Salviamo Firenze by Doninelli Luca

Salviamo Firenze by Doninelli Luca

autore:Doninelli Luca [Doninelli, Luca]
La lingua: ita
Format: epub
editore: Bompiani
pubblicato: 2012-09-14T22:00:00+00:00


Io però, dopo aver detto che tale è la mia ragionevole speranza, raccomando innanzitutto a me stesso di non prendere troppo sul serio questo sia pure augurabile make-up, questo scintillio di architettura e di arredo urbano, che va rassomigliando tra loro, a poco a poco, tutte le città, trasformando i loro beni più unici e preziosi in altrettante porzioni di uno spazio continuo e tutto sommato uniforme da Firenze a Tokyo: in altrettante cioè funzioni spaziali, in altrettanti volumi, in altrettanti spazi di socialità eccetera eccetera. L’illusione che un dramma – ogni grande città ha il suo – possa essere risolto mediante una soluzione essenzialmente organizzativa (in questo caso: l’organizzazione dello spazio) è molto forte.

Forse è vero che questa illusione ebbe i propri natali proprio qui, quando questo concetto fortemente instabile, “uomo”, conobbe la sua prima deflagrazione. Impossibile stabilire una qualsiasi antropologia se l’uomo viene assunto come un assoluto. L’uomo si riesce a definire (e quindi a educare, a sviluppare culturalmente e socialmente) solo in relazione con qualcos’altro, il nome che diamo a questo altro è decisivo per tale definizione.

Eppure, qui si scaldarono i forni per fondere la materia dell’Uomo Assoluto, e il fascino intramontabile del racconto che Cellini fece della fusione del suo Perseo è forse dovuto proprio al presentimento, che ci viene dalla lettura, che non si stia trattando solo della fusione di una statua di bronzo, ma di molto di più. Quando mi soffermo, impossibile non soffermarsi, ad ammirare l’anonimo capolavoro di fine Quattrocento custodito a Urbino e noto come Città ideale, non posso non riflettere sul fatto che paesaggi urbani analoghi (anche se non di pari bellezza) sono stati realizzati, nella storia, o da regimi totalitari o da poteri comunque molto forti. Un vento di violenza spira da tanta perfezione: quartieri sventrati e rasi al suolo, gente sfollata e sistemata in case brutte e anonime, rivolte (se mai ve ne furono) spente con le armi. Proprio perché senza rapporti, l’Uomo Assoluto vive di utopie, è egli stesso un’utopia, il sogno di un uomo senza ferite, e dunque di un uomo che non esiste.
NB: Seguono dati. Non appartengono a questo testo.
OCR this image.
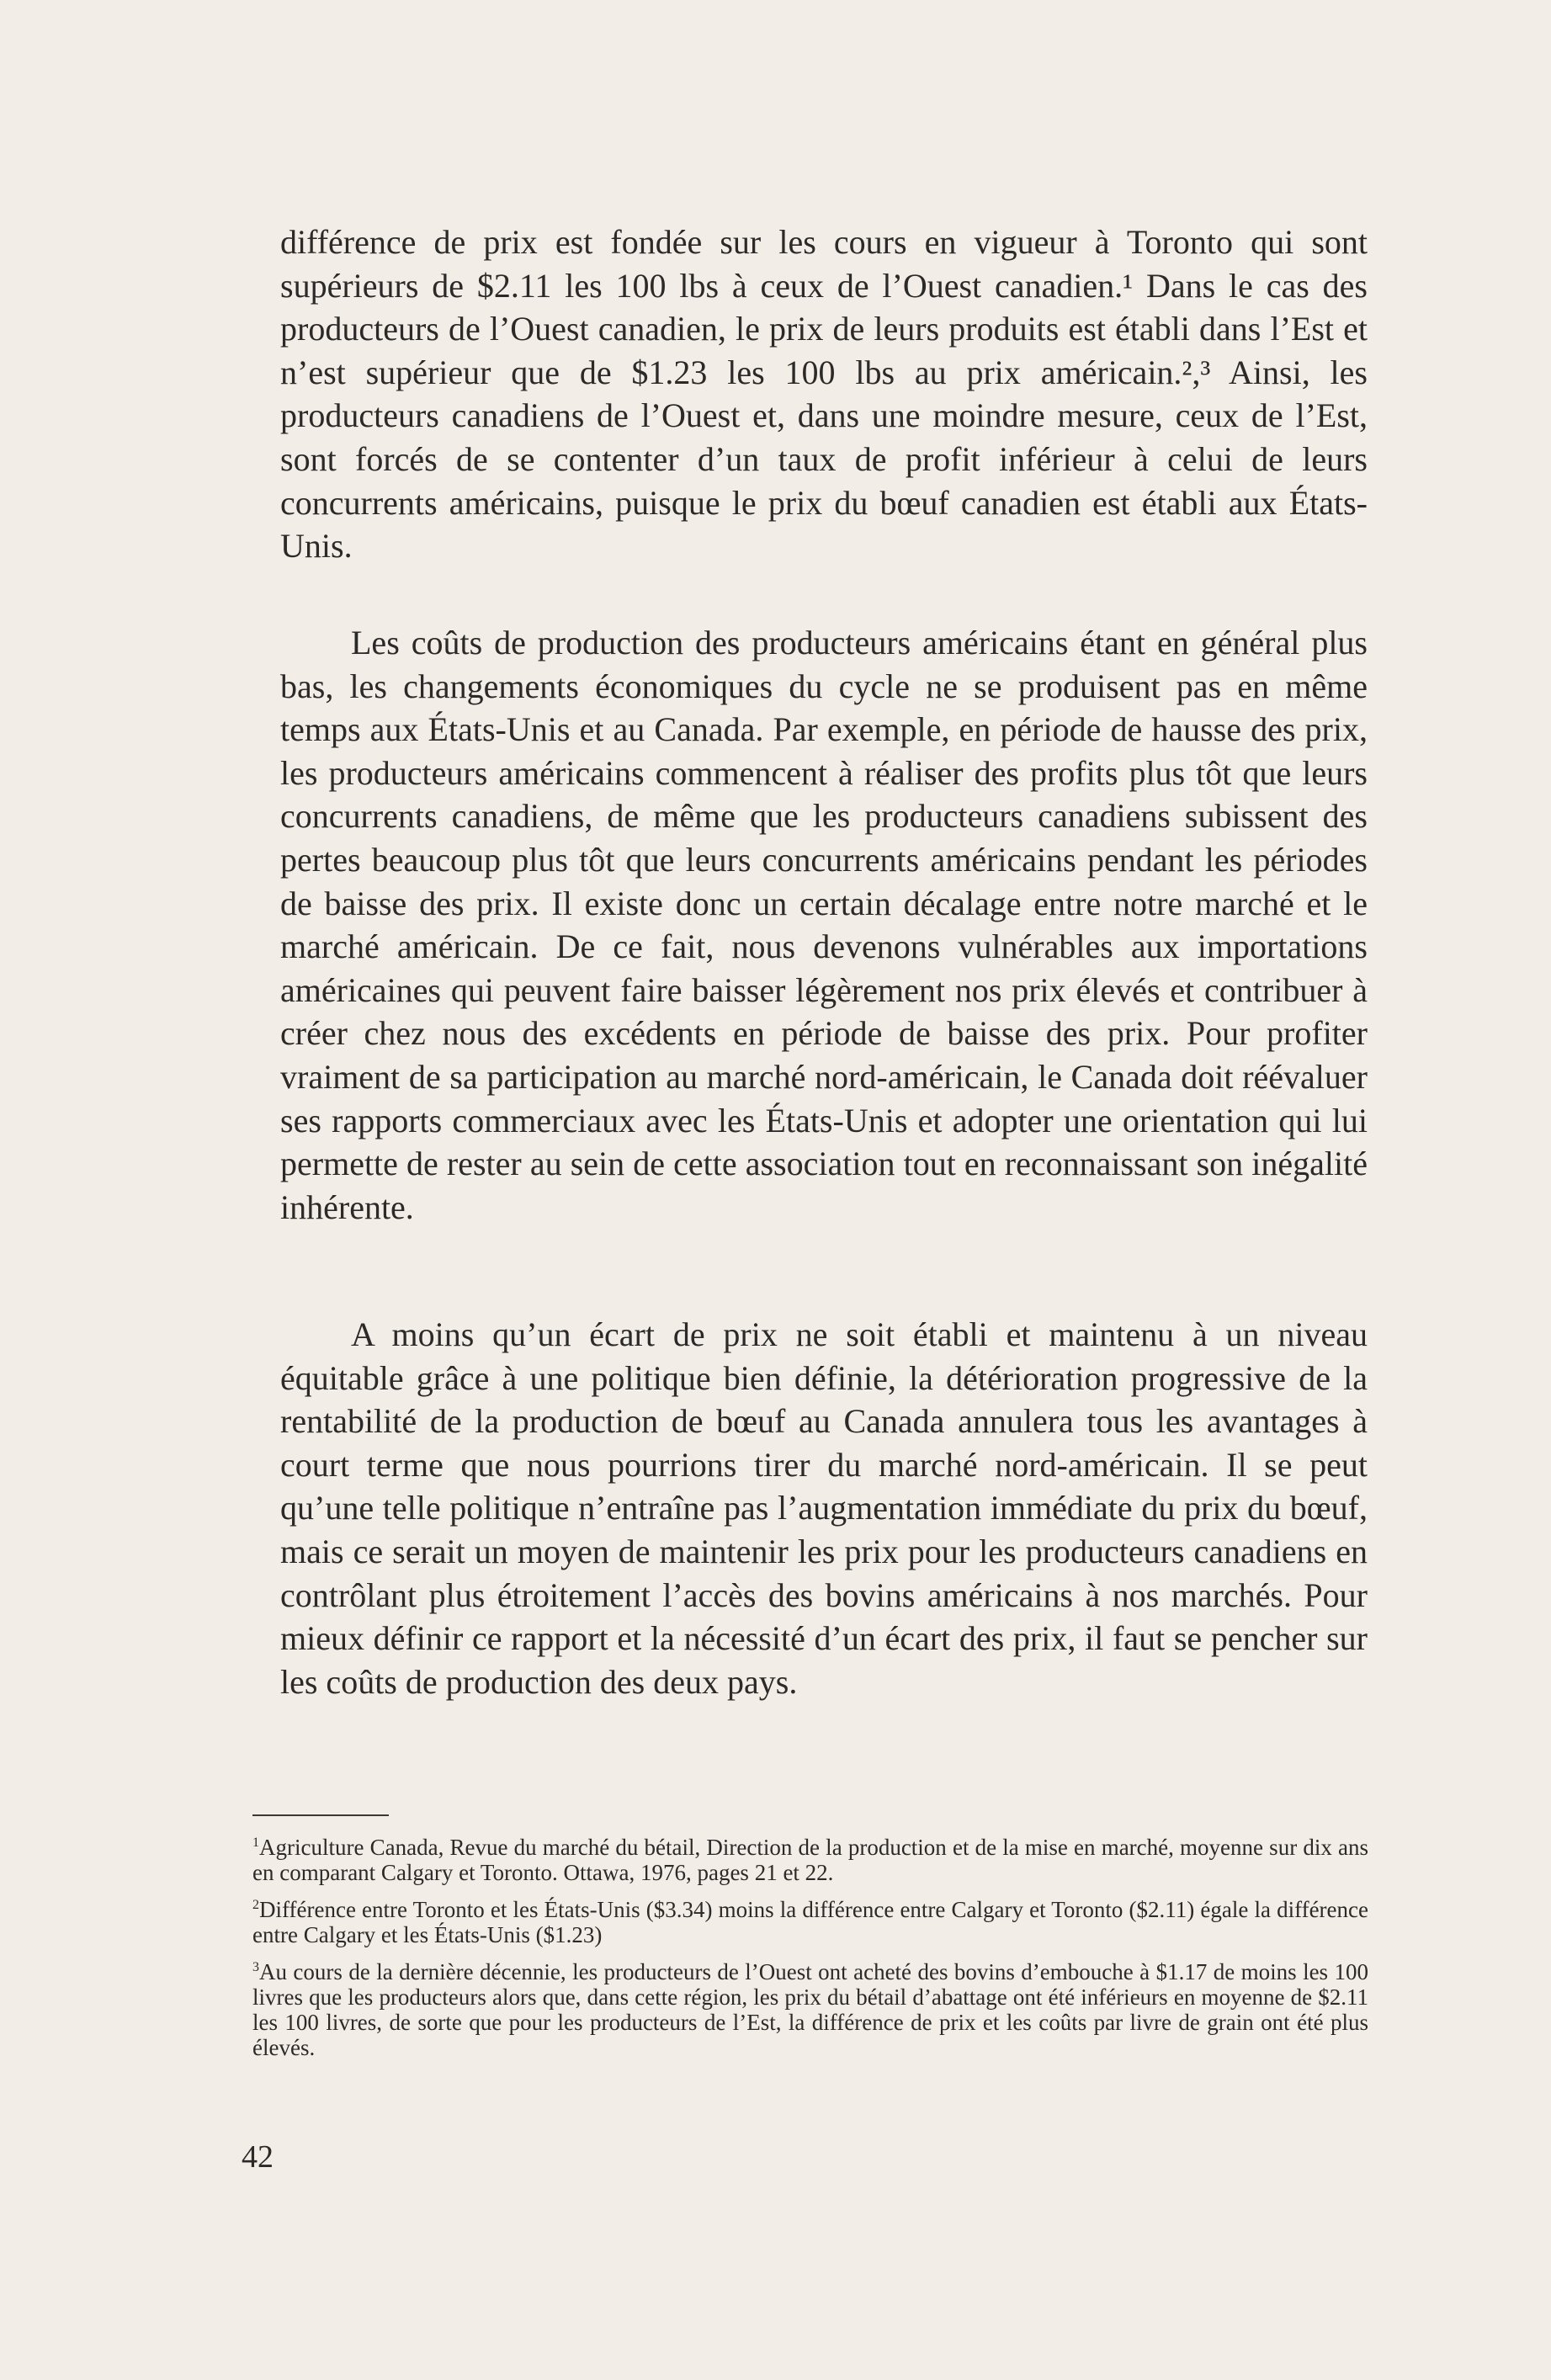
différence de prix est fondée sur les cours en vigueur à Toronto qui sont supérieurs de $2.11 les 100 lbs à ceux de l’Ouest canadien.¹ Dans le cas des producteurs de l’Ouest canadien, le prix de leurs produits est établi dans l’Est et n’est supérieur que de $1.23 les 100 lbs au prix américain.²,³ Ainsi, les producteurs canadiens de l’Ouest et, dans une moindre mesure, ceux de l’Est, sont forcés de se contenter d’un taux de profit inférieur à celui de leurs concurrents américains, puisque le prix du bœuf canadien est établi aux États-Unis.

Les coûts de production des producteurs américains étant en général plus bas, les changements économiques du cycle ne se produisent pas en même temps aux États-Unis et au Canada. Par exemple, en période de hausse des prix, les producteurs américains commencent à réaliser des profits plus tôt que leurs concurrents canadiens, de même que les producteurs canadiens subissent des pertes beaucoup plus tôt que leurs concurrents américains pendant les périodes de baisse des prix. Il existe donc un certain décalage entre notre marché et le marché américain. De ce fait, nous devenons vulnérables aux importations américaines qui peuvent faire baisser légèrement nos prix élevés et contribuer à créer chez nous des excédents en période de baisse des prix. Pour profiter vraiment de sa participation au marché nord-américain, le Canada doit réévaluer ses rapports commerciaux avec les États-Unis et adopter une orientation qui lui permette de rester au sein de cette association tout en reconnaissant son inégalité inhérente.

A moins qu’un écart de prix ne soit établi et maintenu à un niveau équitable grâce à une politique bien définie, la détérioration progressive de la rentabilité de la production de bœuf au Canada annulera tous les avantages à court terme que nous pourrions tirer du marché nord-américain. Il se peut qu’une telle politique n’entraîne pas l’augmentation immédiate du prix du bœuf, mais ce serait un moyen de maintenir les prix pour les producteurs canadiens en contrôlant plus étroitement l’accès des bovins américains à nos marchés. Pour mieux définir ce rapport et la nécessité d’un écart des prix, il faut se pencher sur les coûts de production des deux pays.

$^1$Agriculture Canada, Revue du marché du bétail, Direction de la production et de la mise en marché, moyenne sur dix ans en comparant Calgary et Toronto. Ottawa, 1976, pages 21 et 22.

$^2$Différence entre Toronto et les États-Unis ($3.34) moins la différence entre Calgary et Toronto ($2.11) égale la différence entre Calgary et les États-Unis ($1.23)

$^3$Au cours de la dernière décennie, les producteurs de l’Ouest ont acheté des bovins d’embouche à $1.17 de moins les 100 livres que les producteurs alors que, dans cette région, les prix du bétail d’abattage ont été inférieurs en moyenne de $2.11 les 100 livres, de sorte que pour les producteurs de l’Est, la différence de prix et les coûts par livre de grain ont été plus élevés.

42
E realizzare un uomo senza ferite, sempre che sia possibile, impone l’uso della violenza.

L’umanesimo di Brunelleschi non fu così, e secondo me nemmeno quello di Masaccio. Brunelleschi non sogna l’eliminazione di quello che la storia ha accumulato, ma crede che le epoche possano comunicare tra loro, e che un’epoca nuova abbia il dovere morale di connettersi alla precedente situandola in un contesto più grande, e fornendole una nuova chiave di lettura, ma senza imporle stravolgimenti interpretativi: il vecchio continua a vivere dentro il nuovo, la personalità antica continua a vivere in un corpo sociale e civile nuovo. Brunelleschi non taglia, non separa, non elimina alcun aspetto scomodo del mondo e del tempo, la sua via è e rimane un’altra.

Quello che Firenze ha ucciso dentro di sé è questo dialogo delle epoche. Qui sta il problema, non nel quattrocentismo a oltranza dei suoi cittadini. È un problema pre-educativo, pre-formativo: è un problema di trasmissione della conoscenza.